アーサーリディアードが提唱した「リディアード方式」は1961年に出版された「 RUN TO THE TOP」で世の中に大きな影響を与えました。今から約60年前の書籍。「古典」というのは少々抵抗があるかもしれませんが、出版されてから今に到るまで、それなりの時間がたっているので、ここでは敬意を表するという意味合いも込めてあえて「古典」という言葉を使わせてもらおうと思います。
「アーサー・リディアード」の名前を出した時、マラソンや陸上競技の指導に関わる方々は、もしかしたらこう言うかもしれません。
「そんな理論当たり前だよ」
「古い考え方だから、現代に合ったやり方にアレンジしてしなきゃいけないよ」
どちらもごもっともです。”あえて”もしくは”いまさら”リディアードに言及する必要はないのかもしれません。ただ逆にいうと、「当たり前」と言い切るくらい浸透している考え方で、様々なトレーニング理論の根底に存在しているとも言えます。時代背景が今と昔では当然異なるので、リディアード方式を鵜呑みにせずに「アレンジ」していくことも必要でしょう。
だからこそ”温故知新”で原点に帰ってみることに意義があるのではないかなと思います。「RUN TO THE TOP」が出版された当時は今のように情報にあふれた時代でもなく、こういった書籍を出版するハードルも今以上に高かったはずです。そんな中で活字にして世の中に送り出された本は、現代社会における情報よりもはるかに時間をかけて作られたものであり、とても価値の高いものと言っても良いのではないでしょうか。
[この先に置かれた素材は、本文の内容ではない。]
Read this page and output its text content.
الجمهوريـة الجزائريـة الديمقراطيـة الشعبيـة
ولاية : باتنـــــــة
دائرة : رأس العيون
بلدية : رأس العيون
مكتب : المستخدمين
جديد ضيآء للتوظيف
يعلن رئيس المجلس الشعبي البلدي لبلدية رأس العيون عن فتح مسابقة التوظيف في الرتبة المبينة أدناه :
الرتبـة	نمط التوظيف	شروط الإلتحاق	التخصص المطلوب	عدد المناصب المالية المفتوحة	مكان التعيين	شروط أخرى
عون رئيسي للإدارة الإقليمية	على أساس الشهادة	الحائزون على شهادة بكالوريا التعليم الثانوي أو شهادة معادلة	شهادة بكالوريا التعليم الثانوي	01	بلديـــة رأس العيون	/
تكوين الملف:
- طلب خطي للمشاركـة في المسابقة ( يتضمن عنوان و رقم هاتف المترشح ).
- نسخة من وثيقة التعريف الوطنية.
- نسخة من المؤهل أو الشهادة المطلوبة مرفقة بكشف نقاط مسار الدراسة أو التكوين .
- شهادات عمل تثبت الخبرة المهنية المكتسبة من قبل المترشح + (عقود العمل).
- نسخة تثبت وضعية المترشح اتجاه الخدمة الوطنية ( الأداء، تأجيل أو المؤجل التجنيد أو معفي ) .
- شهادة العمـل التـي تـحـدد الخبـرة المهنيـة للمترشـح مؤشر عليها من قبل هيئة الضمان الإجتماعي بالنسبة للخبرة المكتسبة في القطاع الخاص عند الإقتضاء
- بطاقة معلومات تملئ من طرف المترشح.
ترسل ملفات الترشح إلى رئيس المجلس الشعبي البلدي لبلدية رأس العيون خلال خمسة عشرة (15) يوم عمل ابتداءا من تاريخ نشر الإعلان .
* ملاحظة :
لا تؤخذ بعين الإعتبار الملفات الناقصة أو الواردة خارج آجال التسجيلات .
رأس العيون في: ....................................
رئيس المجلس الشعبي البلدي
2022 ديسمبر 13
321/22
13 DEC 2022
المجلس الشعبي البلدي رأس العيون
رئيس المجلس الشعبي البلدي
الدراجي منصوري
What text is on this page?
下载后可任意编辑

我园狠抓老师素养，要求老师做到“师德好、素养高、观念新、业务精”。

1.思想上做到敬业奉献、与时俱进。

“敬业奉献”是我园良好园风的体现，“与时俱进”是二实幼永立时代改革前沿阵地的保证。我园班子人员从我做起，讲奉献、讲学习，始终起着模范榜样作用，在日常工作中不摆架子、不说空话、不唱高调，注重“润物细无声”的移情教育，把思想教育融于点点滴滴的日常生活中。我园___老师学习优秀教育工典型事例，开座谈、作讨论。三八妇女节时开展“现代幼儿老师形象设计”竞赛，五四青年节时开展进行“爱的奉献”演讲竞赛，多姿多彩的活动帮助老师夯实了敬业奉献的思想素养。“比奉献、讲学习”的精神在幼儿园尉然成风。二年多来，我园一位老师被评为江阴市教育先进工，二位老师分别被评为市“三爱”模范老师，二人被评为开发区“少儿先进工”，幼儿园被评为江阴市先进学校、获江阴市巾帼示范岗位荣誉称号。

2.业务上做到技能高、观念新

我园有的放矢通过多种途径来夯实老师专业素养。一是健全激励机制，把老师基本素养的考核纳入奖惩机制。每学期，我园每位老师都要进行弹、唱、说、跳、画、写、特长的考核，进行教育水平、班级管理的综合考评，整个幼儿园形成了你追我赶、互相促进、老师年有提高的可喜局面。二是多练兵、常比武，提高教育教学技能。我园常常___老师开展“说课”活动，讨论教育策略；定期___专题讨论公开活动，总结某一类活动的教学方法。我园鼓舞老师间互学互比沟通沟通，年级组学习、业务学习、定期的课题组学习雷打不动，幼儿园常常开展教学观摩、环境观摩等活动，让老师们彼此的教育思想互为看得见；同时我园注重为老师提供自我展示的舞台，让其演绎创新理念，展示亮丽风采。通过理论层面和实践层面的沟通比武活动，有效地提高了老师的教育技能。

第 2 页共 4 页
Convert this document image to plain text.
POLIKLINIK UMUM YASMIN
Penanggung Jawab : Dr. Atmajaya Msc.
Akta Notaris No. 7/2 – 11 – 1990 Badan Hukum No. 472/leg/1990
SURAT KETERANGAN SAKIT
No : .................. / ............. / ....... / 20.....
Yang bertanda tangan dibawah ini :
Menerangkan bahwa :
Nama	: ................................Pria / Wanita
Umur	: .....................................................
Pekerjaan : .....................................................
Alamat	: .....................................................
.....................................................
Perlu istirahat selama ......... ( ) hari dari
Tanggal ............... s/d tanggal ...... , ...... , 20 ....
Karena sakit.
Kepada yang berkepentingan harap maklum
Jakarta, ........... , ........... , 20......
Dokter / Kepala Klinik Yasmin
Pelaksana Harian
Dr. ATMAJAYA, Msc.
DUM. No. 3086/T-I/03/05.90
「古典」であっても改めて目を通すと様々な発見があります。リディアードを通して「故(ふる)きを温(たず)ねて新しきを知る」ができたらいいなと思います。
リディアード理論を正確に理解すること
1960年ローマ、1964年の東京と二つのオリンピックで圧倒的な存在感を示したリディアード理論。「RUN TO THE TOP」の出版もあり、リディーアードの名前は当時の指導者や選手、ランニング愛好家に一気に広まりました。その反面、危惧されるのは情報が薄まることです。
人伝えの情報は100%正確に伝わるわけではありません。言い方だったり、伝え方が変われば解釈のされ方がどうしても変わってしまい、それによって情報は少しずつズレていきます。
リディアードを聞いた!学んだ!!知っている!!!という人であっても正確にそれを理解しているとは限りません。”リディアードの理論を元に作ったオリジナル理論”と言いながらも、その理論が原典を正確に理解した上でアレンジしているケースとそうで無いケースでは質の差が出るのは明らかなので、やはり原典は正確に知るべきですね。
リディアード理論ってそもそもなんだ
ここまで熱く古典の大事さを語ってきた以上、この場で僕がリディアードの理論を要約してしまうのはこの記事の趣旨に反しますよね(笑)。ということで、まずは原典に触れるために、いくつか引用を紹介したいと思います。
リディアードのランニングバイブル
日本における原典(リディアードのランニング・バイブル)をといえばやはりこれ。小松美冬さんが1993年に原典を翻訳し、日本にリディアードの考えを広めました。それ以前は英語で書かれた原典を読んで学んだ指導者が多かったので、日本語に訳された書籍が出た時は衝撃的だったでしょうね。僕はこの書籍を手にしたのは社会人になってからでした。大学生の頃は原文(英語)をコピーしたものを持っていたのですが、英語を読むのがなかなか大変で、熟読できた自信はありません。なぜ当時から日本語訳したものを手に取らなかったのでしょうか(苦笑)。大きな後悔です。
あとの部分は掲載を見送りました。